Another aspect of using a game engine to visualise a town is that you can progressively add seemingly mundane details that flesh out what life really was like.
WayFinding
Game engines use a sort of programming called Wayfinding which is similar to what happens when you ask googlemaps for directions.
You can put a character in one place and then tell it that it has to be in another place by a certain time. It will then navigate its way to that point. Similarly to googlemaps, if you need to move from one point via other points, you can tell it to do that as well.
No imagine what you can do with this capability if you look up a county directory and know when the postman makes his rounds. Automatically, you can have him do his round however many times he works his way around town each day.

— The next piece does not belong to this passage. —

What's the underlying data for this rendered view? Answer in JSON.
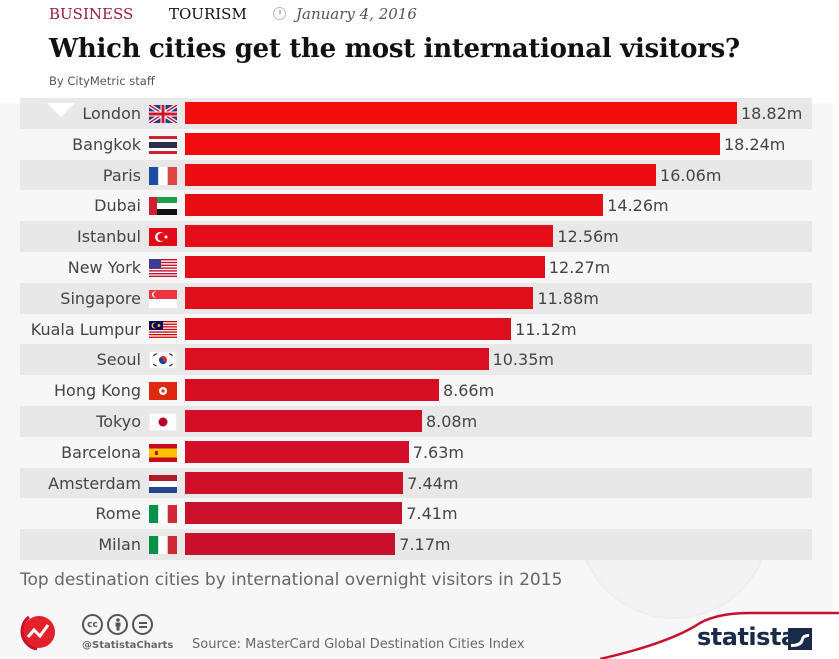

More speculatively, you could make every member of the C of E leave their place of residence in time for the Sunday service. Now you can't know whether every member attended that particular service, but as a way of visualising the bustle of a village, it can be a great indicator.
On work days, if it's known where someone lives, and where their place of work is, you can have them leave and walk their way to their work, school children can go to school at the appropriate time, and the local train or coach along the turnpike can pass through.
Another idea is that if you know when a burial, baptism or marriage takes place, it should be possible to have the game engine automatically have anyone within - for example - a kinship of three degrees make their way to the ceremony.
I don't just highlight this because it would be cool to watch - which I think it would be.
Using Wayfinding, you could discover how far people were from their place of work or worship - individually or on average. You could also determine, which butcher or grocer was probably the one they used because it was on the way home, or maybe discover that future husband passed future wife's home every day on the way two and from the fields.
Almanacs
If you know when and where you are looking at in a study of a village, there are preprogrammed assets that will calculate the location of the sun, moon and stars.
I haven't come across any of these that are free, but there are some that are not too expensive.
The rising of the sun may dictate when some people go to work, and as I recently heard on a Google Hangout, the phase of the moon may dictate when religious meetings occur (so that people can find their way across the moors by its light).